In seguito però Grant lanciò la sua organizzazione, la Brian Grant Foundation, per la quale dice di essere stato ispirato proprio da queste due telefonate.

Il forte disagio

Nonostante fosse un famoso atleta che era abituato a stare sotto i riflettori, Grant iniziò a sentirsi molto a disagio quando iniziarono ad apparire i primi sintomi motori che, infatti, cercava di nascondere dall’imbarazzo.

“È stato pesante per me andare ad ogni evento, perché ero preoccupato di come apparissi. Nel 2008, andai a una partita contro i Portland Trail Blazers per il memoriale di Kevin Duckworth. Venti-mila tifosi mi fissavano, mi applaudivano e tutto quello che riuscivo a pensare era di nascondere la mia mano.”

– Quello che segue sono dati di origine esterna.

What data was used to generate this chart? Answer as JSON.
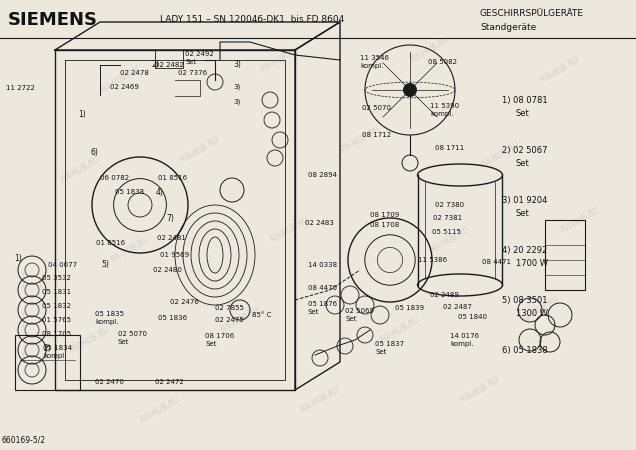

Grant ammette che i farmaci non funzionano allo stesso modo per tutti, ma consiglia ai lettori di praticare molto esercizio fisico, come yoga e pilates, oltre che una corretta alimentazione, perché lo stanno aiutando molto sul progredire della malattia.

Il pezzo si conclude positivamente, con Grant che afferma di accettare i cambiamenti che il Parkinson ha portato nella sua vita.

“La parte più difficile, per me, è stata perdere me stesso. Sono così abituato ad essere in forma, tonico e con un forte controllo del corpo. Ora invece sto perdendo il controllo e devo farlo con dignità”.